United Nations, N.Y. — Debate to end Afghanistan's eight-year Soviet occupation opens today in the UN General Assembly, with the opposing sides locked in down-to-the-wire lobbying. At issue is adoption of a Pakistan-initiated resolution calling for the ``immediate withdrawal'' of the 125,000-man Red Army contingent. Pakistan and the draft's 47 cosponsors are lobbying to improve last year's voting line of 122 in favor and 20 against, with 11 abstentions.
Moscow and its backers are prodding Pakistan into altering the text. The text's provisions have been unchanged since the first annual assembly vote since the 1979 Soviet invasion of Afghanistan. The draft also:
Calls for the recognition of Aghanistan's sovereignty, independence, and nonaligned status.
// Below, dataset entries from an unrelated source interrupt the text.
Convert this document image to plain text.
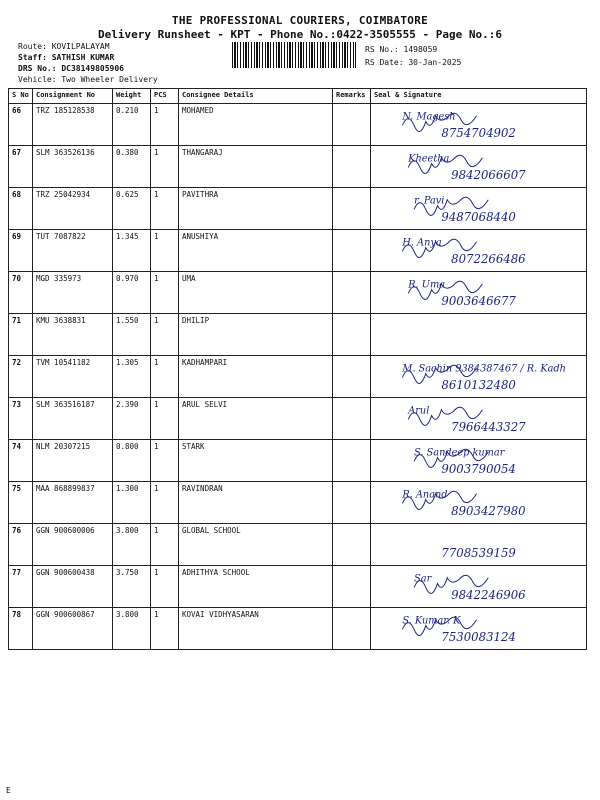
THE PROFESSIONAL COURIERS, COIMBATORE
Delivery Runsheet - KPT - Phone No.:0422-3505555 - Page No.:6
Route: KOVILPALAYAM
Staff: SATHISH KUMAR
DRS No.: DC38149805906
Vehicle: Two Wheeler Delivery
RS No.: 1498059
RS Date: 30-Jan-2025
S No	Consignment No	Weight	PCS	Consignee Details	Remarks	Seal & Signature
66	TRZ 185128538	0.210	1	MOHAMED		N. Magesh
8754704902

67	SLM 363526136	0.380	1	THANGARAJ		Kheetha
9842066607

68	TRZ 25042934	0.625	1	PAVITHRA		r. Pavi
9487068440

69	TUT 7087822	1.345	1	ANUSHIYA		H. Anya
8072266486

70	MGD 335973	0.970	1	UMA		R. Uma
9003646677

71	KMU 3638831	1.550	1	DHILIP		

72	TVM 10541182	1.305	1	KADHAMPARI		M. Sachin 9384387467 / R. Kadh
8610132480

73	SLM 363516187	2.390	1	ARUL SELVI		Arul
7966443327

74	NLM 20307215	0.800	1	STARK		S. Sandeep kumar
9003790054

75	MAA 868899837	1.300	1	RAVINDRAN		R. Anand
8903427980

76	GGN 900600006	3.800	1	GLOBAL SCHOOL		7708539159

77	GGN 900600438	3.750	1	ADHITHYA SCHOOL		Sar
9842246906

78	GGN 900600867	3.800	1	KOVAI VIDHYASARAN		S. Kumar. K
7530083124
E
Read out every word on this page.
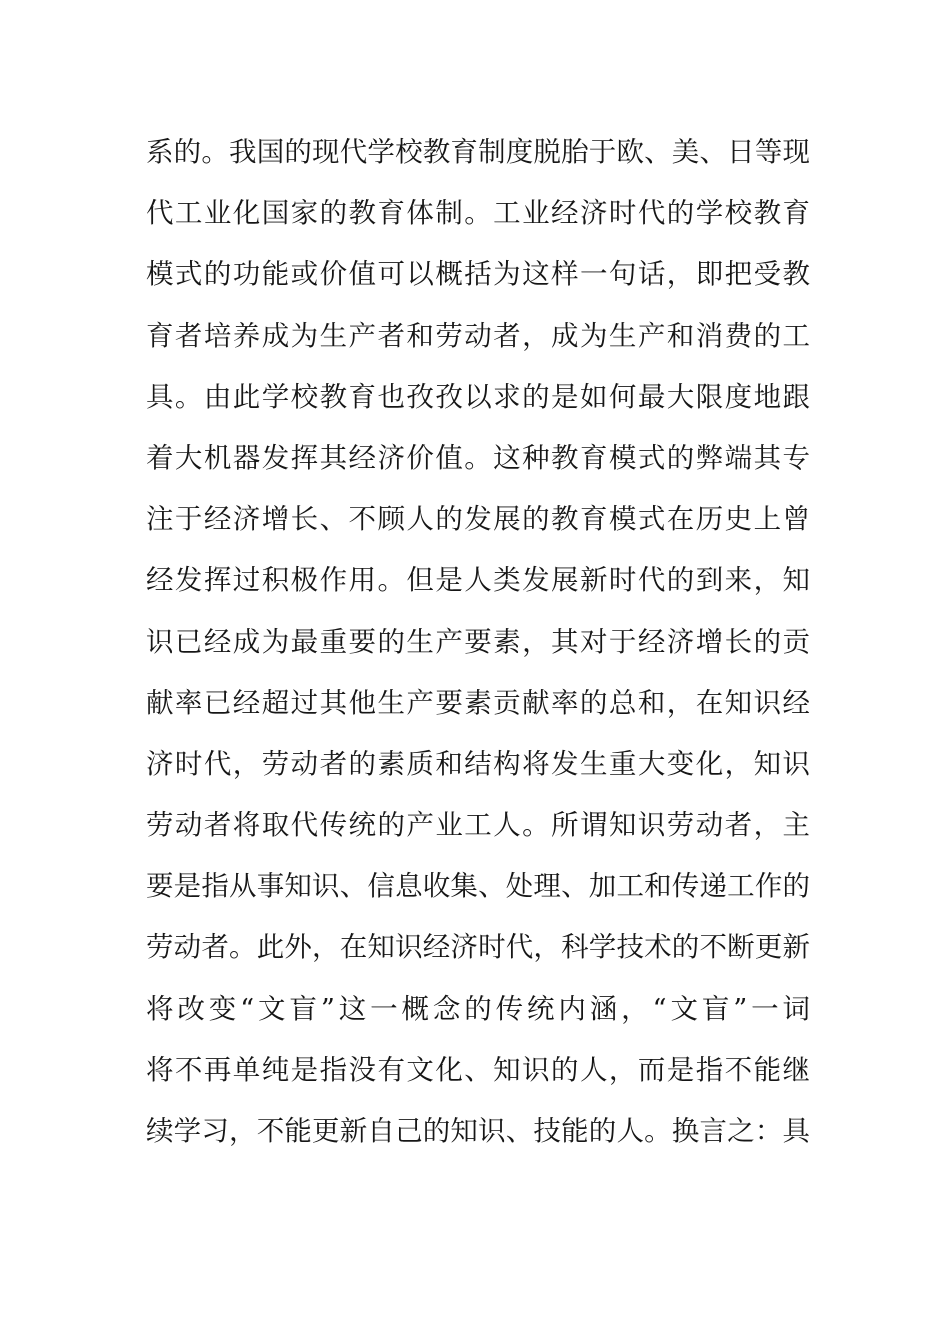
系的。我国的现代学校教育制度脱胎于欧、美、日等现
代工业化国家的教育体制。工业经济时代的学校教育
模式的功能或价值可以概括为这样一句话，即把受教
育者培养成为生产者和劳动者，成为生产和消费的工
具。由此学校教育也孜孜以求的是如何最大限度地跟
着大机器发挥其经济价值。这种教育模式的弊端其专
注于经济增长、不顾人的发展的教育模式在历史上曾
经发挥过积极作用。但是人类发展新时代的到来，知
识已经成为最重要的生产要素，其对于经济增长的贡
献率已经超过其他生产要素贡献率的总和，在知识经
济时代，劳动者的素质和结构将发生重大变化，知识
劳动者将取代传统的产业工人。所谓知识劳动者，主
要是指从事知识、信息收集、处理、加工和传递工作的
劳动者。此外，在知识经济时代，科学技术的不断更新
将改变“文盲”这一概念的传统内涵，“文盲”一词
将不再单纯是指没有文化、知识的人，而是指不能继
续学习，不能更新自己的知识、技能的人。换言之：具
Reaffirms its people's right to self-determination.
Urges all parties to reach a political solution and create conditions that will encourage the return of the estimated 3 million to 5.5 million Afghan refugees.
Pakistani sources say Libya, Syria, South Yemen, and India have been lobbying on Moscow's behalf for changes to make the draft palatable to the Soviet bloc.
The Kremlin is said to be embarrassed by its continuing isolation on the issue. Except for assembly voting on Vietnam's invasion of Cambodia, Afghanistan is virtually the only major UN agenda item on which the Soviet Union finds itself alienated from third-world balloting.
In the past two weeks, the Soviets have proposed several textual changes, among them:
Amending the withdrawal paragraph to include simultaneous ``cessation of interference in the internal affairs of Afghanistan'' - an end to US, Pakistani, Chinese, and other support of the mujahideen (guerrillas).
Expressing satisfaction with ``reconciliation'' process initiated by the Soviet-backed Kabul regime.
Welcoming ``progress made'' at the UN-refereed indirect talks between Afghanistan and Pakistan.
Pakistan rejected the first two proposals, but agreed to the reference to ``progress,'' provided the words ``so far'' were added. They pointed out that the Geneva talks have yet to settle the troop-pullout issue.
By press time, the Soviets had agreed to change ``national reconciliation'' to the less specific ``national accord'' and accept the ``so far'' reservation. On the first point, they watered down their demand to a call for ``respect for the principle of nonintereference'' in Afghanistan's internal affairs.
Additional Pakistani pressure came from the highly publicized appearance here of Younis Khales, president of the Afghan resistance alliance. He assailed the indirect oeace talks, because the mujahideen were not consulted. UN ``decisions will not be accepted by the mujahideen unless we are accorded representation,'' he said.